United States District Court, D. Connecticut
Mar 11, 2024
3:22-cv-703 (JAM) (D. Conn. Mar. 11, 2024)

Opinion

3:22-cv-703 (JAM)

03-11-2024

ALEXANDER ROSA, Plaintiff, v. ROLLIN COOK et al., Defendants.


ORDER GRANTING DEFENDANTS' MOTIONS TO DISMISS

JEFFREY ALKER MEYER, UNITED STATES DISTRICT JUDGE

Plaintiff Alexander Rosa has filed a pro se complaint alleging in part that while he was imprisoned he was sprayed with a chemical agent and forcibly injected with medications in violation of his rights under the U.S. Constitution and state law. The Court previously issued an initial review order allowing many of Rosa's claims to proceed including, as relevant here, claims against two nurse defendants (Bianca Stedman and April Ralph), one social worker defendant (Lindsey Dickison), and one doctor defendant (Dr. Kathryn Carhart). Defendants Stedman, Dickison, and Carhart have filed a motion to dismiss on qualified immunity grounds. Defendant Ralph has filed a separate motion to dismiss on statutory immunity grounds. For the reasons stated herein, I will grant the defendants' motions to dismiss.

Background

I take the facts as stated in Rosa's complaint and corresponding exhibits as true for the purposes of this ruling. On August 14, 2019, Rosa was transferred to the Garner Correctional Institution (“Garner”) from the MacDougall-Walker Correctional Institution (“MacDougall-Walker”). A week later, he filed a complaint pursuant to the Prison Rape Elimination Act against MacDougall-Walker. After notifying corrections officer Andrew Tolmie about the complaint, Rosa was informed he would be escorted to the Inpatient Medical Unit (“I.P.M.”) for a class A offense.

Doc. #58 at 3 (¶ 1).

Id. at 3 (¶ 4).

Id. at 3 (¶¶ 5-6), 4 (¶ 8).

Rosa objected, claiming that he was not engaging in any behavior that would “deserve a[n] I.P.M. trip.” Rosa continued to argue this point, prompting “multiple verbal interventions” with corrections officers and medical personnel.

Id. at 4 (¶¶ 8-9).

Id. at 4 (¶¶ 9-10).

At one point during this incident, while Rosa was using the bathroom, Tolmie sprayed “chemical agents” on Rosa's “genitals while [he] was defecating.” After standing up, Tolmie again sprayed Rosa “onto [his] penis and face,” prompting Rosa to turn around so that his “buttocks, testicles, arms, and back” were hit with a third spray. For “approximately 6 to 8 times,” Tolmie “relentlessly” sprayed Rosa. Stedman, Dickison, and Carhart “were physically present and personally involved in this incident and could have prevented Captain Tolmie” from spraying Rosa.

Id. at 5 (¶ 11).

Id. at 5 (¶ 12).

Ibid.

Id. at 4 (¶ 10).

After he was escorted to the I.P.M., Ralph, at the direction of Dr. Patel, “gave [Rosa] 3 intramuscular shots [of] Thorazine, Benadryl, and Haldol.” This was “forced medication,” according to Rosa, because he was “never non-compliant.”

Id. at 7 (¶ 20).

Ibid.

Rosa filed this lawsuit on May 24, 2022 and an amended complaint followed on September 21, 2022. In her initial review order of the operative complaint, Judge Merriam allowed, as relevant here, two of Rosa's claims to proceed: (1) his claim against Stedman, Dickison, and Carhart for failure to intervene to prevent the use of excessive force by Tolmie, and (2) his claim against Ralph for assault and battery arising from the administration of medication.

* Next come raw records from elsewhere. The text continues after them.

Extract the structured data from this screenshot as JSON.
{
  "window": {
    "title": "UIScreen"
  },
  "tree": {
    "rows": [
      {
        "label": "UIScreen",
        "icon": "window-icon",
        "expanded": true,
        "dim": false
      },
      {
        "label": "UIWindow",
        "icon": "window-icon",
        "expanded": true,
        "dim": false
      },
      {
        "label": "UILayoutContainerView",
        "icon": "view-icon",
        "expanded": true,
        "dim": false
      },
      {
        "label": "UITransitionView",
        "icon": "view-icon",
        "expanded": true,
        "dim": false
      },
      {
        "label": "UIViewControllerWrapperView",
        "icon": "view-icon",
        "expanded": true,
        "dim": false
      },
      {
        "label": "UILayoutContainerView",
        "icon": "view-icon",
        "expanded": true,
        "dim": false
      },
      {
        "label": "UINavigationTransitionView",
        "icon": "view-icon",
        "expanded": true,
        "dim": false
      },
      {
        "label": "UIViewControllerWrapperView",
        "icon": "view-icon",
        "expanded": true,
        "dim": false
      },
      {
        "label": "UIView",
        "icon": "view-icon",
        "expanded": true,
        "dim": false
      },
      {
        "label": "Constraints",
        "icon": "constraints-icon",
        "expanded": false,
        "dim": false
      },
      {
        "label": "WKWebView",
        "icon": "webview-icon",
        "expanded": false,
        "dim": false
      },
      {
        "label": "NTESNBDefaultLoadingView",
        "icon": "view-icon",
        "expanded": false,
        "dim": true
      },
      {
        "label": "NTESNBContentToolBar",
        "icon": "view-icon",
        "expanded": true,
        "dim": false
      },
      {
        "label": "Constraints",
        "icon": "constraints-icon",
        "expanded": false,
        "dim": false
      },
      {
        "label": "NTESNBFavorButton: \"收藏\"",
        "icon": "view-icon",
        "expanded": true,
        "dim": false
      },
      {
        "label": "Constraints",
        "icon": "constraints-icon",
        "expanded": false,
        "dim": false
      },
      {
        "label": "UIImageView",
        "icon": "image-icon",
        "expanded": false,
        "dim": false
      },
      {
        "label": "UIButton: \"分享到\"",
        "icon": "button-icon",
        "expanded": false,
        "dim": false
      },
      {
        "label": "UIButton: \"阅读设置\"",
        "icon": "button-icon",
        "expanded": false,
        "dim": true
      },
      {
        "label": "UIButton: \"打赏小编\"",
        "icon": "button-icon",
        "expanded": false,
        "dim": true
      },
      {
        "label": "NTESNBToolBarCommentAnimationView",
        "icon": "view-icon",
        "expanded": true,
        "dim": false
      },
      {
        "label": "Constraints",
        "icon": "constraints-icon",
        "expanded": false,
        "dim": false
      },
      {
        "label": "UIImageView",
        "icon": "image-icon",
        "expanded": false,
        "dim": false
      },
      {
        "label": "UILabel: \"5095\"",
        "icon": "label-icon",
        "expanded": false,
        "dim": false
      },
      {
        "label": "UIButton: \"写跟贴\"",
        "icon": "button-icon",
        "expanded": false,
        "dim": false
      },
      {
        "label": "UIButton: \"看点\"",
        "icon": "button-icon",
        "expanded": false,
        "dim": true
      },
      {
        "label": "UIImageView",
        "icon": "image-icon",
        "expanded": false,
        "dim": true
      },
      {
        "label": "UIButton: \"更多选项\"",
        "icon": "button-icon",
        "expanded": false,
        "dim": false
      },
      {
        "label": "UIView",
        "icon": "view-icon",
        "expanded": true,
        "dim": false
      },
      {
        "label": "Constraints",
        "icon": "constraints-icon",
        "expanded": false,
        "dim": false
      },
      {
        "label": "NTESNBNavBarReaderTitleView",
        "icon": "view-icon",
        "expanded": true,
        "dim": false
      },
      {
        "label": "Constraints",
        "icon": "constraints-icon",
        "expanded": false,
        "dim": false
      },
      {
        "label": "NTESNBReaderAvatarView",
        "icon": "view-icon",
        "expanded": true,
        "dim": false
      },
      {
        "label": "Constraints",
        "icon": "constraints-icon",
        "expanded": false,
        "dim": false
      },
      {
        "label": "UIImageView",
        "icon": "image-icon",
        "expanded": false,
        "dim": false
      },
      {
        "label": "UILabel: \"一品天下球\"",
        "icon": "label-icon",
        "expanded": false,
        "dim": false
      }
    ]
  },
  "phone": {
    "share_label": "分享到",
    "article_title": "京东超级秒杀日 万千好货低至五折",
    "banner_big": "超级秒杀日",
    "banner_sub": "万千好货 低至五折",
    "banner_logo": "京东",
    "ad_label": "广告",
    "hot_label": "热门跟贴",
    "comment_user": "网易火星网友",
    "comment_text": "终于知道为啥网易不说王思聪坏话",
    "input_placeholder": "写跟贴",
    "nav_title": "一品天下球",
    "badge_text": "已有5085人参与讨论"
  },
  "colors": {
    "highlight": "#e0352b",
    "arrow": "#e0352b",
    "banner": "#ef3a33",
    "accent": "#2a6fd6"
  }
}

These four defendants have moved to dismiss pursuant to Fed.R.Civ.P. 12(b)(1) and 12(b)(6).

Docs. #1, #58.

Doc. #66 at 44-45. See Rosa v. Cook, 2022 WL 17415061 (D. Conn. 2022). The initial review order allowed several other claims against other defendants to proceed. This ruling does not address those defendants or those claims.

Docs. #125, #162.

Discussion

The standard that governs a motion to dismiss under Federal Rules of Civil Procedure 12(b)(1) and 12(b)(6) is well established. A complaint may not survive unless it alleges facts that, taken as true, give rise to plausible grounds to sustain the Court's subject-matter jurisdiction as well as the plaintiff's grounds for relief. See Brownback v. King, 592 U.S. 209, 217-18 (2021); Ashcroft v. Iqbal, 556 U.S. 662, 678 (2009).

Unless otherwise indicated, this order omits internal quotation marks, alterations, citations, and footnotes in text quoted from court decisions.

The Court must read the allegations of a pro se complaint liberally to raise the strongest arguments that they suggest. See Meadows v. United Servs., Inc., 963 F.3d 240, 243 (2d Cir. 2020) (per curiam). Still, notwithstanding the rule of liberal interpretation of a pro se complaint, a complaint may not survive dismissal if its factual allegations do not meet the basic plausibility standard. See ibid.

A court may dismiss a claim or complaint with prejudice or without prejudice. A court should ordinarily grant leave to a pro se plaintiff to file an amended complaint at least once unless it is apparent that the defect warranting dismissal of a claim is of such a nature that it would be futile for the plaintiff to attempt to file an amended complaint. See Weir v. City of New York, 2023 WL 3001136, at *2 (2d Cir. 2023) (citing Cuoco v. Moritsugu, 222 F.3d 99, 112 (2d Cir. 2000)).

In the time since these motions to dismiss were filed, Rosa has appealed several orders issued by this Court. “The filing of a notice of appeal is an event of jurisdictional significance-it confers jurisdiction on the court of appeals and divests the district court of its control over those aspects of the case involved in the appeal.” Griggs v. Provident Consumer Disc. Co., 459 U.S. 56, 58 (1982). But “the filing of a notice of appeal only divests the district court of jurisdiction respecting the questions raised and decided in the order that is on appeal.” N.Y. State Nat'l Org. for Women v. Terry, 886 F.2d 1339, 1350 (2d Cir. 1989) (emphasis added). Rosa has appealed orders denying motions for an extension of time for discovery, to compel the production of video evidence, for the appointment of counsel, and for leave to proceed in forma pauperis on appeal. Since the motions to dismiss do not raise questions decided in the orders that Rosa has appealed, the Court retains jurisdiction to rule on these motions. See Patterson v. Peh I, LP, 2007 WL 906159, at *2 & n.1 (D. Conn. 2007) (ruling on a motion to dismiss despite plaintiff's pending appeal of an order denying a motion to stay).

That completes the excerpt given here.